When I was 18 I was a freshman in junior college and while my friends decided rather early on that they wanted to spent our spring break on a trip to mexico where they would fuck strangers and drink lots of beer, I secretly planned a solo road trip to Alaska. Alaska never happened and I settled for Washington and later Vancouver. I left the road with a full tank of gas and big book of CD’s and I spent the day driving north along the 101 towards Santa Barbara and the Bay. I was happy. I wasn’t lonely.

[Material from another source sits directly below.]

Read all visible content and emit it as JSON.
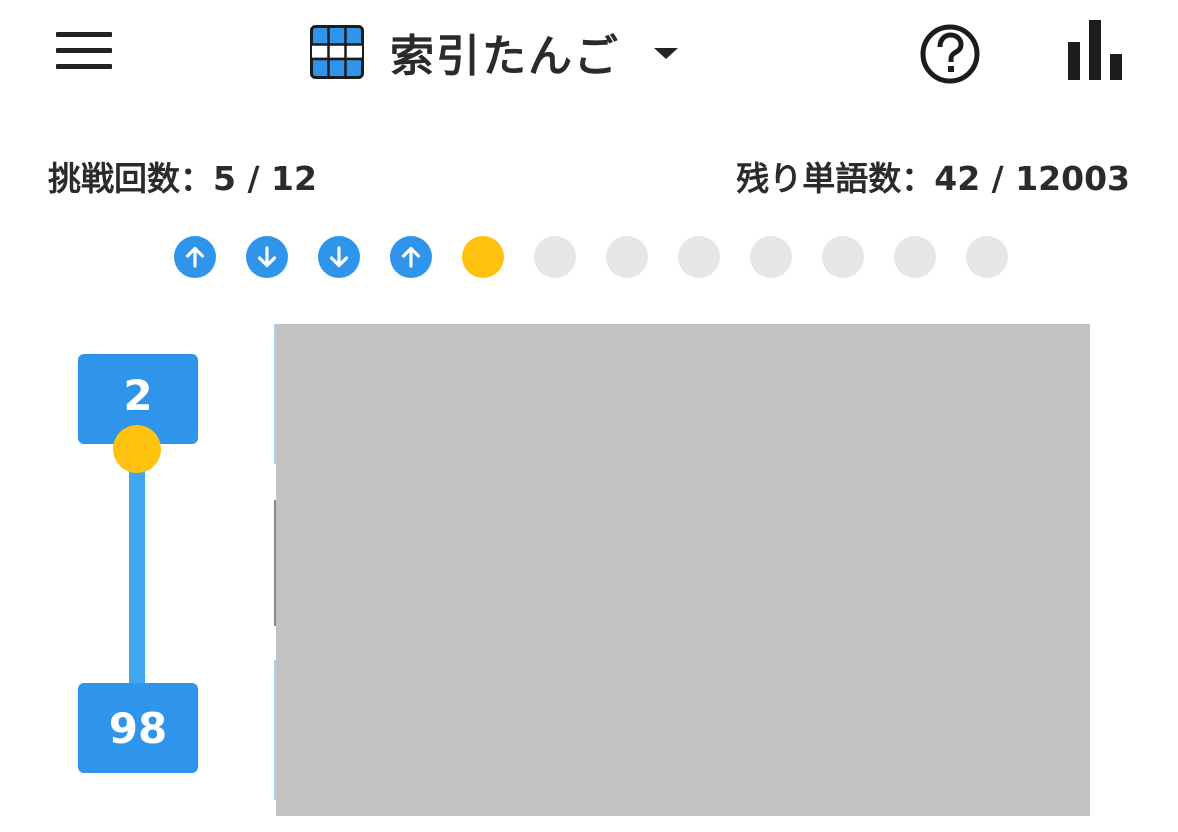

I got lost near sunset trying to find my Grandma’s house in Richmond. I wasn’t nervous about being lost. I was nervous about something else. I didn’t understand it then. I suppose I don’t really understand it now. This happened again the next day. I drove all day, giddy and eager as I explored northern California and the coast. I was happy. I wasn’t lonely. I planned on sleeping in my car or camping.
But the sun began to set.
The sun began to set and I got nervous and sad and all of a sudden I wished for nothing more than a good place to stay. This night I found a hotel and I locked myself inside and zoned out to the television. Somehow TV in a hotel room is one of life’s greatest pleasures.
This continued the entire trip. Enjoyable days, panic attack inducing, sad early evenings. The final time this happened I didn’t stop. I drove south until 2 in the morning when I finally stopped at a rest stop and slept in my car and in the morning I didn’t stop until I reached home at 2 in the afternoon.
I could keep going. I could detail a hundred other examples of days alone that I feel happy and inspired, only to watch those days turn into dusk and my attitude become dour and lonely. When I hiked the John Muir Trail I was happy and excited every single day of the trip. If there were friends along the trail I talked with them. If there was nobody, I reveled in the silence. When I was alone and the sun began to set I wished for nothing else but a good campsite near people.
This happened again today. It confused my girlfriend I think. She’s in Toronto right now. We spent a good chunk of the day on the phone with each other, talking and being very romantic and gooey with each other. It was pretty wonderful. We separated in the late afternoon to do creative work. I tried to write and somehow spit out 700 words, most of it rubbish. I was frustrated. That frustration turned into serious doubts, those doubts turned into paranoia, that paranoia turned into panic. And thus the panic attack began.
She was confused because only a couple hours earlier I was happy and gleeful and now, during a regularly beautiful Southern California sunset, I was miserable. She called me and we talked and nothing of what I said made much sense. We had to stop because I had a basketball game to go to (we lost but played a little better than we had been). When I came out of the gym it was 9:00 o’clock. It was dark and breezy and cool. The panic attack was gone. It rarely continues into nighttime.
So I don’t know what to do about this. It’s a rather small problem. I don’t feel this way if I’ve spent the day with a friend. I don’t feel this way on my lunch at work, when I put my feet up outside and watch the sunset. It only happens on days off when I’m alone. The day itself can be glorious, but the approach of the night freaks me out.
In my journal during the John Muir Trail I wrote about it being a primitive feeling. Dusk means night is coming, which means I need shelter, which means me, as a human, am now vulnerable. I don’t know how true this is but it feels spot on. I sometimes think we forget how primitive we still are. We’ve had beautiful architectural structures for five thousand years, we’ve had democracy for several millennia, and right now we’ve got computers and nano-technology and so much new tech I wouldn’t be surprised if someone soon discovered time travel. And yet, despite all this, we are a young species. We haven’t been around very long in the grand scheme of things. And so maybe it’s good to remind myself that just because I have a good house and good books and good ways to communicate with my friends when they’re not around, doesn’t mean I’m still not afraid of the dark.